Even experts are struggling to understand President Donald Trump’s sweeping executive order that froze refugee admissions and blocked people from seven predominantly Muslim nations from entering with visas. We combed through the complicated eight page order to find the key parts so you don’t have to.
Why was the order needed?
The White House said the first priority of the Trump administration is the safety of the American people. The order cites the Sept. 11, 2001 attacks and administration officials note attacks in Boston and San Bernardino carried out by U.S. residents as examples of what they want to prevent. Calling it a national security issue, White House Press Secretary Sean Spicer said the order is intended to give the administration time to review the immigration system and determine how to improve the vetting of immigrants.
Who is affected?
The order sets up three distinct groups: Syrian refugees, who are barred from entering the United States indefinitely; refugees from all other countries, who are barred from resettlement for 120 days, and refugees from Iraq, Iran, Sudan, Libya, Somalia, and Yemen, who are banned from entering the U.S. for 90 days. The Trump administration says immigrants holding permanent U.S. residence, so-called green-card holders, from these countries will undergo additional questioning when they arrive to determine they don’t pose any harm to the country.
What role did Obama play?
The Trump administration has cited the Obama administration in defending the order, and it is correct that the order relies on actions take during President Obama’s tenure. Most directly, it was under Obama that Congress and the Department of Homeland Security identified the seven countries affected by the order. The Obama administration passed the Visa Waiver Program Improvement and Terrorist Travel Prevention Act of 2015 after the November 2015 terrorist attacks in Paris that led to the designation of the seven countries on the list.
Can the White House do this?
That is an issue that will likely be settled in court. The White House says it believes the president has unfettered control over who is allowed into the country, but federal judges over the weekend blocked deportations of people who arrived after the order was issued. A court in Boston ruled that no one can be stopped from entering the U.S. on the authority of Trump’s directive alone. White House officials said it hasn’t been decided if those rulings will be appealed and late Monday, the acting attorney general ordered Justice Department lawyers not to defend the order in court.
Who is exempt?
The order excludes foreign nationals traveling on diplomatic visas, North Atlantic Treaty Organization visas and those traveling to the United Nations.
What about Christians?
One of order’s most controversial aspects is its preferential treatment of Christians. The order doesn’t mention Christians specifically, but calls for immigration authorities “to the extent permitted by law, prioritize refugee claims made by individuals on the basis of religious-based persecution, provided that the religion of the individual is a minority religion in the individual’s country of nationality.” That clearly applied to Christians in the the majority-Muslim nations.

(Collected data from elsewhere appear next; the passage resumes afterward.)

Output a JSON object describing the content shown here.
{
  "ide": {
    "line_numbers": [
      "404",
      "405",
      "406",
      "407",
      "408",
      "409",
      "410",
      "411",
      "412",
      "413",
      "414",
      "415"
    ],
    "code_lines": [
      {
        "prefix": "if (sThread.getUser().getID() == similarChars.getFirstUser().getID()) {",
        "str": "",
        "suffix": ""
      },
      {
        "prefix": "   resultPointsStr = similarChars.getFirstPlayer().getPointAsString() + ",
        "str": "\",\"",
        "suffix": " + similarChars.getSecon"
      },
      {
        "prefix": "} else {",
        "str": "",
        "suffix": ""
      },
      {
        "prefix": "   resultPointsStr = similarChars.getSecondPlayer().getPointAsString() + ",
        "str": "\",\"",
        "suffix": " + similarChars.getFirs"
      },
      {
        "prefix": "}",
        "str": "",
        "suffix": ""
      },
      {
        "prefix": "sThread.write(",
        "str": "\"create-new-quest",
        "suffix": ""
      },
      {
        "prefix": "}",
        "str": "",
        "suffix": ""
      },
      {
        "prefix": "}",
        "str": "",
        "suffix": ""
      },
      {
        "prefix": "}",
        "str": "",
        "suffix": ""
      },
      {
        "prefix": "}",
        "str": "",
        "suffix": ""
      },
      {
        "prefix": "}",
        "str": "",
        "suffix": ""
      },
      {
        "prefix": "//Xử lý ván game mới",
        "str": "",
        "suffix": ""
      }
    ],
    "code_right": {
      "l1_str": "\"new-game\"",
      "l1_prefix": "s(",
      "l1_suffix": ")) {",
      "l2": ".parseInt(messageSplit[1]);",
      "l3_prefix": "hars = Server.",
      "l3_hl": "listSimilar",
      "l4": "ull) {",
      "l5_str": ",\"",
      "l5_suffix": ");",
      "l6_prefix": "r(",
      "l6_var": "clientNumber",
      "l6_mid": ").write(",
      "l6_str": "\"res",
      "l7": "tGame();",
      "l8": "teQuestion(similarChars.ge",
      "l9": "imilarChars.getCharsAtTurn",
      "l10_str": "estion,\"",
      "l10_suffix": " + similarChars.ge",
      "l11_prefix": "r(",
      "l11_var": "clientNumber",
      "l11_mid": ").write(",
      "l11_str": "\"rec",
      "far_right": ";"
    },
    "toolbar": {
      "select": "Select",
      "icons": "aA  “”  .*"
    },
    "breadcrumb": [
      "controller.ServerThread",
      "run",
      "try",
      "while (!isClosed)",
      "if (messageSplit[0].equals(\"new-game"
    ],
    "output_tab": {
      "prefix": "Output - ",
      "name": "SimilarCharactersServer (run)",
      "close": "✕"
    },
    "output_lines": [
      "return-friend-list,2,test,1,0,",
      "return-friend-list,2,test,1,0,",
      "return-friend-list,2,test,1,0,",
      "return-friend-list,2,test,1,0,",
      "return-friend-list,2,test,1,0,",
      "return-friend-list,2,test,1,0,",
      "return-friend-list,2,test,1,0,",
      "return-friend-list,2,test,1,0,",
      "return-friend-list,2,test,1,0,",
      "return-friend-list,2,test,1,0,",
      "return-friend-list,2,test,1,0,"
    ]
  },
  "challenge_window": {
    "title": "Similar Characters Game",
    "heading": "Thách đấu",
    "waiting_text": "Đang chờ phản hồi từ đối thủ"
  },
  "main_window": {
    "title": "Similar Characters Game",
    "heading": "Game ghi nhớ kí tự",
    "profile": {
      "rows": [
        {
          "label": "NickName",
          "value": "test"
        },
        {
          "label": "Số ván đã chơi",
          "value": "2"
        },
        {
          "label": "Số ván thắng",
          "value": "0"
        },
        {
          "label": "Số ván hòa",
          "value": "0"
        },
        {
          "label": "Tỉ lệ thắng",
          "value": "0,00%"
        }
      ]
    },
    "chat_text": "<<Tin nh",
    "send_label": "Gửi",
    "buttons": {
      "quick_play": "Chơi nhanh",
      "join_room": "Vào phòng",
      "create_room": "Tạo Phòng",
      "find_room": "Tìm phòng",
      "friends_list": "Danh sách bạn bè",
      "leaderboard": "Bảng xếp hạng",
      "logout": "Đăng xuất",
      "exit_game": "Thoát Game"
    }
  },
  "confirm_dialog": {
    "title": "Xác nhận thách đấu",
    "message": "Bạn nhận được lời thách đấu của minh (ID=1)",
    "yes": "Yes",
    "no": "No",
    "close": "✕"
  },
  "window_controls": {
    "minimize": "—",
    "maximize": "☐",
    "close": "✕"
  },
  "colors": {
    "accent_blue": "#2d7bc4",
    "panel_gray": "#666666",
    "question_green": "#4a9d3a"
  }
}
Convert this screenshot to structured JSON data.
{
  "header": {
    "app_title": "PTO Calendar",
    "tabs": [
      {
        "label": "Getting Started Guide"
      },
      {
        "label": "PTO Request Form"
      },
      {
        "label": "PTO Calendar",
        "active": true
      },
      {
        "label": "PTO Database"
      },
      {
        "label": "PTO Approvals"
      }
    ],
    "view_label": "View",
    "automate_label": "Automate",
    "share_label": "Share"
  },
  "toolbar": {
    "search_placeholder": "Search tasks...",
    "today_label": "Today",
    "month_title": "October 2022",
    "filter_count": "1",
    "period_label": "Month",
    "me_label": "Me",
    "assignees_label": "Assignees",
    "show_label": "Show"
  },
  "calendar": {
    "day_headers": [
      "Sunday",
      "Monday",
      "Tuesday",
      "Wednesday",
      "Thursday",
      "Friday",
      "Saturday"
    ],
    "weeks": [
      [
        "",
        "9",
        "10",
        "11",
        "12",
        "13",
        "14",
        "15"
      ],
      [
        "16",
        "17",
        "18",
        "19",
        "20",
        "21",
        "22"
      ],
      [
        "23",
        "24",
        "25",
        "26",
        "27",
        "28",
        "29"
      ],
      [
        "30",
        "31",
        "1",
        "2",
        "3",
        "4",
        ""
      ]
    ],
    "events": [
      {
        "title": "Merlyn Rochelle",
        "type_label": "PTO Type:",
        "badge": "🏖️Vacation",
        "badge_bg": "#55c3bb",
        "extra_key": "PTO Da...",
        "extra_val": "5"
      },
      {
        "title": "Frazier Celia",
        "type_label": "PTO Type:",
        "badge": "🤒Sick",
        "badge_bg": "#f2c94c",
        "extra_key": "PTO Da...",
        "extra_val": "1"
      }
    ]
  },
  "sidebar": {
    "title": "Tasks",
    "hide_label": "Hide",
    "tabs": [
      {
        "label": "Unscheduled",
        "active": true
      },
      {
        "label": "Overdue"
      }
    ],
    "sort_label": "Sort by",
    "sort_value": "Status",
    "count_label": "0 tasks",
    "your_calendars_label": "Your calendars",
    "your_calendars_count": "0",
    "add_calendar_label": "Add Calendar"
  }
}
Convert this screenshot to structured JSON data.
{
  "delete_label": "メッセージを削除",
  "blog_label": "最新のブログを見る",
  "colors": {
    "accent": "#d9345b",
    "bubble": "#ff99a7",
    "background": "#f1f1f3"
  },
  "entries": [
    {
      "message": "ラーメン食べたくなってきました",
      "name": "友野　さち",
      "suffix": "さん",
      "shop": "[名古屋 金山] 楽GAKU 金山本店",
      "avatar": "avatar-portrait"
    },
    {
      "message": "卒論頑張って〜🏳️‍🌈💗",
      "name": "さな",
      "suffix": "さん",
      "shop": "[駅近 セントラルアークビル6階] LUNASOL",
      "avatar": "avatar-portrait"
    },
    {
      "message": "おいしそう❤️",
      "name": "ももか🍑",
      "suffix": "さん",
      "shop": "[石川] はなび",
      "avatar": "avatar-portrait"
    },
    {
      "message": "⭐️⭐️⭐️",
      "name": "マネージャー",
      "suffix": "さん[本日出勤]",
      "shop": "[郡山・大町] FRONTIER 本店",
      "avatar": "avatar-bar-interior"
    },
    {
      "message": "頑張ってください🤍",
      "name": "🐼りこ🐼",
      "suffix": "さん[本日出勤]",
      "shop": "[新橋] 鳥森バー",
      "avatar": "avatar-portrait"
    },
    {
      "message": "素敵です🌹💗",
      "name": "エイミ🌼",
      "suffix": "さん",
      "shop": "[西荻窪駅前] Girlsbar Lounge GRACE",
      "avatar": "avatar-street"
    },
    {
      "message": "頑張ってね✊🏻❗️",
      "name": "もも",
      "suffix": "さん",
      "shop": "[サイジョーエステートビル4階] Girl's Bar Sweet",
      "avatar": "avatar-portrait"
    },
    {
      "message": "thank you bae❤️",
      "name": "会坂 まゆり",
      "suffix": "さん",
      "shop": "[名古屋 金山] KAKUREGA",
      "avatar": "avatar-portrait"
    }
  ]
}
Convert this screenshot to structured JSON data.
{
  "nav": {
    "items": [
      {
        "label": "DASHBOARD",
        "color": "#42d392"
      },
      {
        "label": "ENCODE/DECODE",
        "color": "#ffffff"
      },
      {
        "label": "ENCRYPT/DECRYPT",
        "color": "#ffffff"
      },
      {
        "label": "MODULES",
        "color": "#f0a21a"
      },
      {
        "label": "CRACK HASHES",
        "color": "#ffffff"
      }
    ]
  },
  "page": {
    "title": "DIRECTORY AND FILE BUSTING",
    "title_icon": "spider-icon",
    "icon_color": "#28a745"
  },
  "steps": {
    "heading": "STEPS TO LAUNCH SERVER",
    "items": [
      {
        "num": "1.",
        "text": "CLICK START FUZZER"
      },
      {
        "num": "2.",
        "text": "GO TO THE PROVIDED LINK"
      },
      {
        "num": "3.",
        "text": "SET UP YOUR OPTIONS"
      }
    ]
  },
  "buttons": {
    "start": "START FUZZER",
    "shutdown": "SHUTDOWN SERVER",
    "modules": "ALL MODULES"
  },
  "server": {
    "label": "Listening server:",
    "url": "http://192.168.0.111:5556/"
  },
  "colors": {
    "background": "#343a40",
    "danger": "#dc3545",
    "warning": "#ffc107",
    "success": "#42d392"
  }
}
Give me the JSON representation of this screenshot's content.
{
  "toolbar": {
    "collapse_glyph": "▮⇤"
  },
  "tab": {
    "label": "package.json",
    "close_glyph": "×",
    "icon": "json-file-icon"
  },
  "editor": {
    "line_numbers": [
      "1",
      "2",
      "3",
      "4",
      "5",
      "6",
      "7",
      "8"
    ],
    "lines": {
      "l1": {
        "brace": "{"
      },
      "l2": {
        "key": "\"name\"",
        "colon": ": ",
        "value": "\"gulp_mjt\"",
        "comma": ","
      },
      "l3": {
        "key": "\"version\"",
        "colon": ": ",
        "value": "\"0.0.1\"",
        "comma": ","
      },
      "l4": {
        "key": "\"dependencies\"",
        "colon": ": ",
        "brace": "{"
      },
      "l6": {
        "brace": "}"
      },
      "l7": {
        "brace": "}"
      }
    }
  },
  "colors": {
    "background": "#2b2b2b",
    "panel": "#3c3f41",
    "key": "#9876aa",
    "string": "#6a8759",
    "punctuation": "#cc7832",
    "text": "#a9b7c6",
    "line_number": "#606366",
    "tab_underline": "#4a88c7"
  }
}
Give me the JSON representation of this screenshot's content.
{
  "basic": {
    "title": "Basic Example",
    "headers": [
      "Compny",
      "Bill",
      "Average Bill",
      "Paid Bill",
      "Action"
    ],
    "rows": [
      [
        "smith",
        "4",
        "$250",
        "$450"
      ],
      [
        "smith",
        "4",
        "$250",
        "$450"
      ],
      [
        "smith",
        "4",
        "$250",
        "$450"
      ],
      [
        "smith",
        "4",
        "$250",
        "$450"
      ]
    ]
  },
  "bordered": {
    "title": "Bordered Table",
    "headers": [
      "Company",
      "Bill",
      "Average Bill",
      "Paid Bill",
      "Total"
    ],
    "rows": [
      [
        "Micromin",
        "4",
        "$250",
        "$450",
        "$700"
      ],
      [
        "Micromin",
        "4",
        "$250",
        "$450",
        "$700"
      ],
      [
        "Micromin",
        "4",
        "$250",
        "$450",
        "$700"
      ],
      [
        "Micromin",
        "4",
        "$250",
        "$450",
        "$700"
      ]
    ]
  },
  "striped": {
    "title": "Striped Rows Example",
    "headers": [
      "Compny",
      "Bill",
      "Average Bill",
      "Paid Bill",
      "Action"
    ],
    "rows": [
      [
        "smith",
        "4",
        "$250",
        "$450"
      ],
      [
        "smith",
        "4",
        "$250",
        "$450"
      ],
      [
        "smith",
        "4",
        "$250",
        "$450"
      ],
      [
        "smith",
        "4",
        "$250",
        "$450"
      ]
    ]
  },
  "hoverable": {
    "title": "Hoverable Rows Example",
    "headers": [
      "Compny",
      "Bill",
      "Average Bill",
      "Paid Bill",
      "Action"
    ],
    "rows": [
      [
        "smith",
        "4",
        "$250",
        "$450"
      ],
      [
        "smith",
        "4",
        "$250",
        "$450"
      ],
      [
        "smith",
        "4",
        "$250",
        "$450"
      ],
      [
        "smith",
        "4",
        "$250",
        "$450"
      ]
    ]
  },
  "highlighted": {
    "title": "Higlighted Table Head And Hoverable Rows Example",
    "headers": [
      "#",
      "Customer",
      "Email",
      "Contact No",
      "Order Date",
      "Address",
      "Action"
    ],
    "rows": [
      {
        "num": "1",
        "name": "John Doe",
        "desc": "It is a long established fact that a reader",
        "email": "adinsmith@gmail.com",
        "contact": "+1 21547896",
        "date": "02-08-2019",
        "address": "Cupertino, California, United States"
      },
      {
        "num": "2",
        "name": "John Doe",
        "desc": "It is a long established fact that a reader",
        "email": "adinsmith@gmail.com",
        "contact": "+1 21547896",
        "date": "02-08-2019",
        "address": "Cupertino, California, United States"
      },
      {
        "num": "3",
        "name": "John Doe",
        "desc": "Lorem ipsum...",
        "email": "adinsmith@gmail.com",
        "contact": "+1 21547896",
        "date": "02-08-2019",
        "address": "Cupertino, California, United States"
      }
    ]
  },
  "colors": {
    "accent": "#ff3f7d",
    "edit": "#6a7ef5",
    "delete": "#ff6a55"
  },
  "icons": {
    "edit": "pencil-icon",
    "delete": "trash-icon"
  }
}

Does the order have provisions that aren’t about immigration?
The order also calls for the Department of Homeland Security to collect information about the involvement of immigrants in a variety of criminal acts, including “acts of bigotry or hatred (including ‘honor’ killings, other forms of violence against women, or the persecution of those who practice religions different from their own) or those who would oppress Americans of any race, gender, or sexual orientation.” The order said the first statistics are to be released in 180 days and then updated every 180 days thereafter. Similar information should be collected on foreign nationals who’ve been radicalized after entry into the United States, the order says.
What happens after the 90-day and 120-day freezes expire?
During those periods, government officials are supposed to be reviewing what information countries are able to provide the United States to better vet immigrants for terrorist connections. Once that has happened, the Department of Homeland Security and the State Department may seek to expand the list of countries of concern beyond the original seven. Trump has said that once the review is complete, the U.S. will begin issuing visas to citizens of all countries.